Fujimori, the daughter of jailed ex-President Alberto Fujimori, alleged fraud at a press conference on June 7, saying Castillo’s campaign engaged in a “strategy” to “distort or delay the result,” but so far she has presented no major evidence of election fraud or tampering. That same Monday evening, the Organization of American States released a statement congratulating Peru on holding a peaceful and democratic election day with no observed significant electoral issues. The following day, the head of one of Peru’s leading transparency organizations said their observers found no evidence of electoral fraud, and on Wednesday, a mining magnate and former head of Peru’s private business association distanced himself from Fujimori and said that while he might have asked for some reviews, her claims of fraud were “excessive.”

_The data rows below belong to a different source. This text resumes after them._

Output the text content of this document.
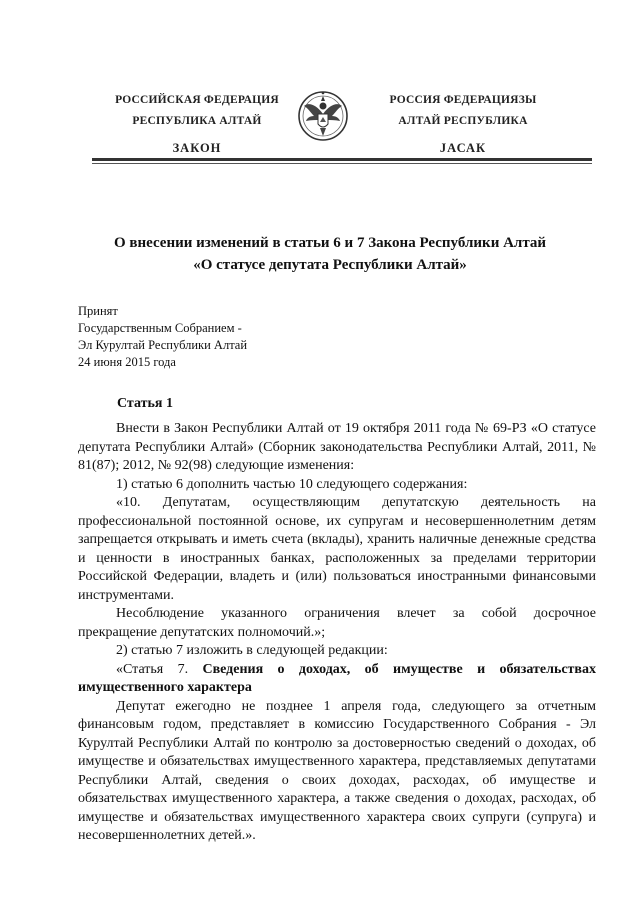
РОССИЙСКАЯ ФЕДЕРАЦИЯ
РЕСПУБЛИКА АЛТАЙ
ЗАКОН
РОССИЯ ФЕДЕРАЦИЯЗЫ
АЛТАЙ РЕСПУБЛИКА
JАСАК
О внесении изменений в статьи 6 и 7 Закона Республики Алтай
«О статусе депутата Республики Алтай»
Принят
Государственным Собранием -
Эл Курултай Республики Алтай
24 июня 2015 года
Статья 1

Внести в Закон Республики Алтай от 19 октября 2011 года № 69-РЗ «О статусе депутата Республики Алтай» (Сборник законодательства Республики Алтай, 2011, № 81(87); 2012, № 92(98) следующие изменения:

1) статью 6 дополнить частью 10 следующего содержания:

«10. Депутатам, осуществляющим депутатскую деятельность на профессиональной постоянной основе, их супругам и несовершеннолетним детям запрещается открывать и иметь счета (вклады), хранить наличные денежные средства и ценности в иностранных банках, расположенных за пределами территории Российской Федерации, владеть и (или) пользоваться иностранными финансовыми инструментами.

Несоблюдение указанного ограничения влечет за собой досрочное прекращение депутатских полномочий.»;

2) статью 7 изложить в следующей редакции:

«Статья 7. Сведения о доходах, об имуществе и обязательствах имущественного характера

Депутат ежегодно не позднее 1 апреля года, следующего за отчетным финансовым годом, представляет в комиссию Государственного Собрания - Эл Курултай Республики Алтай по контролю за достоверностью сведений о доходах, об имуществе и обязательствах имущественного характера, представляемых депутатами Республики Алтай, сведения о своих доходах, расходах, об имуществе и обязательствах имущественного характера, а также сведения о доходах, расходах, об имуществе и обязательствах имущественного характера своих супруги (супруга) и несовершеннолетних детей.».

As close as the national vote is, there are deep divisions between voters along geographic lines, with Castillo winning several interior and southern departments by gaping double-digit margins. Castillo hails from Cajamarca in northern Peru, and if results hold, he will be just the second elected president to hail from outside Lima since the 1950s. The results are a bitter pill for Fujimori, who aside from losing the two previous presidential runoffs by 0.2 and 2.9 percent, is now likely to face trial in an ongoing anticorruption case, with the hope of presidential immunity all but out of reach. On June 10, prosecutors recommended she be sent back to pretrial detention, after having been released in May 2020 for health considerations at the onset of the pandemic.
Just over 6.5 percent of voters cast blank or null votes on Sunday—exactly the same amount as five years ago—an option typically used as a protest as voting is mandatory in Peru. The next president is to be inaugurated to a five-year term on Peru’s bicentennial Independence Day, July 28.